In 1953, the year in which Stalin and Dylan Thomas died, she published the collection Tangos of Buenos Aires , which, as well as a revised version of “I Was Happy with Hitler,” contained some of her finest poems: “Stalin,” a chaotic fable set among bottles of vodka and incomprehensible shrieks; “Self Portrait,” one of the cruelest poems written in Argentina during the fifties, which is no mean claim; “Luz Mendiluce and Love,” in the same vein as her self-portrait, but with doses of irony and black humor, which make it somewhat less grueling; and “Apocalypse at Fifty,” a promise to kill herself when she reached that age, which those who knew her regarded as optimistic: given her lifestyle, Luz Mendiluce would be lucky to reach the age of thirty.

Little by little there gathered about her a clique of writers too peculiar for her mother’s taste and too radical for her brother. American Letters became an essential reference point for Nazis and the embittered, for alcoholics and the sexually or economically marginal. Luz Mendiluce assumed the roles of mother figure and high priestess of a new Argentinean poetry, which a fearful literary community would thenceforth attempt to suppress.

In 1958 she fell in love again. This time the object of her affections was a twenty-five-year-old painter. He was blond, blue-eyed and disarmingly stupid. The relationship lasted until 1960, when the painter went to Paris on a fellowship that Luz had obtained for him, through the good offices of her brother Juan. This new disappointment fuelled the elaboration of another major poem, “Argentinean Painting,” in which Luz revisited her often stormy relationships with Argentinean painters in her various capacities — as collector, wife and (from an early age) model.

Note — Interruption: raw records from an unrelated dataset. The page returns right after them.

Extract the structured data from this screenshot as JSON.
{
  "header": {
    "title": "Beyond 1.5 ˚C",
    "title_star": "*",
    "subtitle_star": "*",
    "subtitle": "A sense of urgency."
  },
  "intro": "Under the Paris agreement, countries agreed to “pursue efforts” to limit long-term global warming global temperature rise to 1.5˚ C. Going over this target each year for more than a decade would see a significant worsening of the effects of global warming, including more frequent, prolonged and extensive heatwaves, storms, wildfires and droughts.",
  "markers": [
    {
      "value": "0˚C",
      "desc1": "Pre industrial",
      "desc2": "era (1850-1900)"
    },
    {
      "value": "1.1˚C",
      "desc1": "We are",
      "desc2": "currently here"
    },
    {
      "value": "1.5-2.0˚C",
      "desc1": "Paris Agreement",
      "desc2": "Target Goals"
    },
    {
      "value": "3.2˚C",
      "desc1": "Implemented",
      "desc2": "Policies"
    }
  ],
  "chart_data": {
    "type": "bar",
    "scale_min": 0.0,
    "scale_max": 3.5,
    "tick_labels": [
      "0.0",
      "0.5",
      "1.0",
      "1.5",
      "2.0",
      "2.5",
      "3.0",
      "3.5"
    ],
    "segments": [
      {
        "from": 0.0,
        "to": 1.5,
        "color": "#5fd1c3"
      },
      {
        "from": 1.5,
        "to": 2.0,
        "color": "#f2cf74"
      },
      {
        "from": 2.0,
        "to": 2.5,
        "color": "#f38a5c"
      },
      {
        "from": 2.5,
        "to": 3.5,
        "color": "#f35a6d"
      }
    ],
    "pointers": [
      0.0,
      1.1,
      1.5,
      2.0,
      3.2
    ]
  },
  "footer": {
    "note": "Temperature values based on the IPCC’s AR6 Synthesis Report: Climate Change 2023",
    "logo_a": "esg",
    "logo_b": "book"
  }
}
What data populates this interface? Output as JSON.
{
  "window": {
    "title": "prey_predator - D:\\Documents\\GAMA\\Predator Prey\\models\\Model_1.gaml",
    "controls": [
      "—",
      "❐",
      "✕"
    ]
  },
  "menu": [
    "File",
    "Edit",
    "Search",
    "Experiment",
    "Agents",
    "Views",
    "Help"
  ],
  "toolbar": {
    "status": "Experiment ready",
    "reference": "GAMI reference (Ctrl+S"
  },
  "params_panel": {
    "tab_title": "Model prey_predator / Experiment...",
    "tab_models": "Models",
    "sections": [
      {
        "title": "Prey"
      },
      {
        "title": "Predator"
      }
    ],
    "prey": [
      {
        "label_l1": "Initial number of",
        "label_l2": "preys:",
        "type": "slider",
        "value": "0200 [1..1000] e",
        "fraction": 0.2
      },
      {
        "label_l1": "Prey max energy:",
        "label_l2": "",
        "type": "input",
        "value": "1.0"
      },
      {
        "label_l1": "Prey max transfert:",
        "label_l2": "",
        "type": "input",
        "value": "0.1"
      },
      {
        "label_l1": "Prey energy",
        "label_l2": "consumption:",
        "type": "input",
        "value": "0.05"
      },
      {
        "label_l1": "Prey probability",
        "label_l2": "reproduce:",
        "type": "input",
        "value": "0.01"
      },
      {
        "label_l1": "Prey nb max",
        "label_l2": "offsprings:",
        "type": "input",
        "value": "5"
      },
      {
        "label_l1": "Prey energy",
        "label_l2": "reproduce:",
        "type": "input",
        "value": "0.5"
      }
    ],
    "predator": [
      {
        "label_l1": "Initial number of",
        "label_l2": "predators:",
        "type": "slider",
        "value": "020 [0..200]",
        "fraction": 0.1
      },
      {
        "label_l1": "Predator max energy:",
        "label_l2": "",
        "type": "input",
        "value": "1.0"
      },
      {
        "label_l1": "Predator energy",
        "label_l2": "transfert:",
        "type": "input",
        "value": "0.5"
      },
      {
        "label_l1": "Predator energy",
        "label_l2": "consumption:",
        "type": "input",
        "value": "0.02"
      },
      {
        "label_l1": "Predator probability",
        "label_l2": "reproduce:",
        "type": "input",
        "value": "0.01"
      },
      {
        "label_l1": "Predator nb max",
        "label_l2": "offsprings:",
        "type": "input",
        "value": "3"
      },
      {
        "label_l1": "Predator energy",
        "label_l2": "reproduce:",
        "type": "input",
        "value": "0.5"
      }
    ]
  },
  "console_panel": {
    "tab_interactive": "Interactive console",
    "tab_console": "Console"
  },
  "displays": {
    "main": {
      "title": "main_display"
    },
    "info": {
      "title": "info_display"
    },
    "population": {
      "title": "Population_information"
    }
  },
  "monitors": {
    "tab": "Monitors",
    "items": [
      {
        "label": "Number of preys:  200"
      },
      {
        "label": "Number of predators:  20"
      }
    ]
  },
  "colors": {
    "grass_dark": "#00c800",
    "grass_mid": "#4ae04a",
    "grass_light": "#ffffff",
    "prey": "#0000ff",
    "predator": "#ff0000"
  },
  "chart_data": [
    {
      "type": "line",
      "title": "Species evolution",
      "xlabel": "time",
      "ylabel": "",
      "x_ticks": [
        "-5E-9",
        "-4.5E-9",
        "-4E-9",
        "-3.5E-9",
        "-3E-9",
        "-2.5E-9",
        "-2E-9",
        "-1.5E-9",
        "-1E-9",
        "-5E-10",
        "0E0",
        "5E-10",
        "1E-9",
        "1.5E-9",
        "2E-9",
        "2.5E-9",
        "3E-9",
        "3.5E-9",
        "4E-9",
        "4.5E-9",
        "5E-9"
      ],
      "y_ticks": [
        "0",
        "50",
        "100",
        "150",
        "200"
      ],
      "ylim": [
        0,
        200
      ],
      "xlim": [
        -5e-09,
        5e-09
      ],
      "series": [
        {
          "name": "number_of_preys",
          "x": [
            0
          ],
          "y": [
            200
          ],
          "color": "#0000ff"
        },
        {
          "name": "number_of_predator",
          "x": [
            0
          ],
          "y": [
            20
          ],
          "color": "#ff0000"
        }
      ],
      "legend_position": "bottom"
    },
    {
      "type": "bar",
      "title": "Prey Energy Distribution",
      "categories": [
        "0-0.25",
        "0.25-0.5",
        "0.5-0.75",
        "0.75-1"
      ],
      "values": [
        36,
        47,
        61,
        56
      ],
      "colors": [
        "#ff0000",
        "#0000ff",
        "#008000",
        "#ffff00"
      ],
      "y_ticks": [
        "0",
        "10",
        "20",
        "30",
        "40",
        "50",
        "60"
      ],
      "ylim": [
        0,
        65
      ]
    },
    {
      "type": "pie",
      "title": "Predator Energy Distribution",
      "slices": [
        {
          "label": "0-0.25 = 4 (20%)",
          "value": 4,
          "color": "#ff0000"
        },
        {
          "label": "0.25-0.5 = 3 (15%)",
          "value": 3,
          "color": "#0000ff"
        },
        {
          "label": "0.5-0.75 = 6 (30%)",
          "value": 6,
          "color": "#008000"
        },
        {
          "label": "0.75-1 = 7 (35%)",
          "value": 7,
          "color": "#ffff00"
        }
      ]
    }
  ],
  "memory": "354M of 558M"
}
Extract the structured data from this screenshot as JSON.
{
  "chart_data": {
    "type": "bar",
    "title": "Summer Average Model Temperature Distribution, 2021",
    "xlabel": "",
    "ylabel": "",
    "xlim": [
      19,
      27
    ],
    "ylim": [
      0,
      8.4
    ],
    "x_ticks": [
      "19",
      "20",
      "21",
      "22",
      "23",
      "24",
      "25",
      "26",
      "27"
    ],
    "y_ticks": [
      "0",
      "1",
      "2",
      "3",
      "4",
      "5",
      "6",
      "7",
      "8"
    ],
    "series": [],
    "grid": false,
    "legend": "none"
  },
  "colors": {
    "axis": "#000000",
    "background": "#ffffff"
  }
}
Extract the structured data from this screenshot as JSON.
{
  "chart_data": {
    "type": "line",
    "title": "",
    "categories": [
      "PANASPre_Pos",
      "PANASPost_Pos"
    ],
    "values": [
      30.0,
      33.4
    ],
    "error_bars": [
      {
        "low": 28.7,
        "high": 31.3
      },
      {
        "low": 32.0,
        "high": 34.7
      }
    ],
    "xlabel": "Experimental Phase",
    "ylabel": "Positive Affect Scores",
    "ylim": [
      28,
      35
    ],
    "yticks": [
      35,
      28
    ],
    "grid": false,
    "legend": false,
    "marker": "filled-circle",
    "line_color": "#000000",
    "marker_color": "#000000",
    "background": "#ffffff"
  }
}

In 1961, having obtained the annulment of her first marriage, Luz took as her wedded husband the poet Mauricio Cáceres, a regular contributor to American Letters , and an exponent of what he himself called the “neo-gaucho” style. Having learned her lesson, this time Luz decided to become a model helpmeet and homemaker: she let her husband take control of American Letters (which led to numerous disputes with Juan Mendiluce, who accused Cáceres of appropriating funds), gave up writing and dedicated herself body and soul to her wifely duties. With Cáceres in charge of the magazine, the Nazis, the embittered and the sociopaths unanimously espoused the neo-gaucho style. Success went to Cáceres’ head. At one point he came to believe that he could do without Luz and the Mendiluce clan. He attacked Juan and Edelmira when he saw fit. He even allowed himself the pleasure of belittling his wife. New muses soon appeared on the scene: young female converts to the manly cause of neo-gaucho poetry who succeeded in catching the master’s eye. Until one day Luz, who had seemed completely unaware of her husband’s activities, suddenly exploded once again. The incident was extensively covered in the crime pages and gossip columns of the Buenos Aires newspapers. Cáceres and an editor from American Letters ended up in the hospital with bullet wounds. While the editor’s injuries were minor, Cáceres was not discharged for a month and a half. Luz did not fare much better. Having shot her husband and her husband’s friend, she shut herself in the bathroom and swallowed the contents of the medicine chest. This time, there was nothing for it; she had to leave for Europe.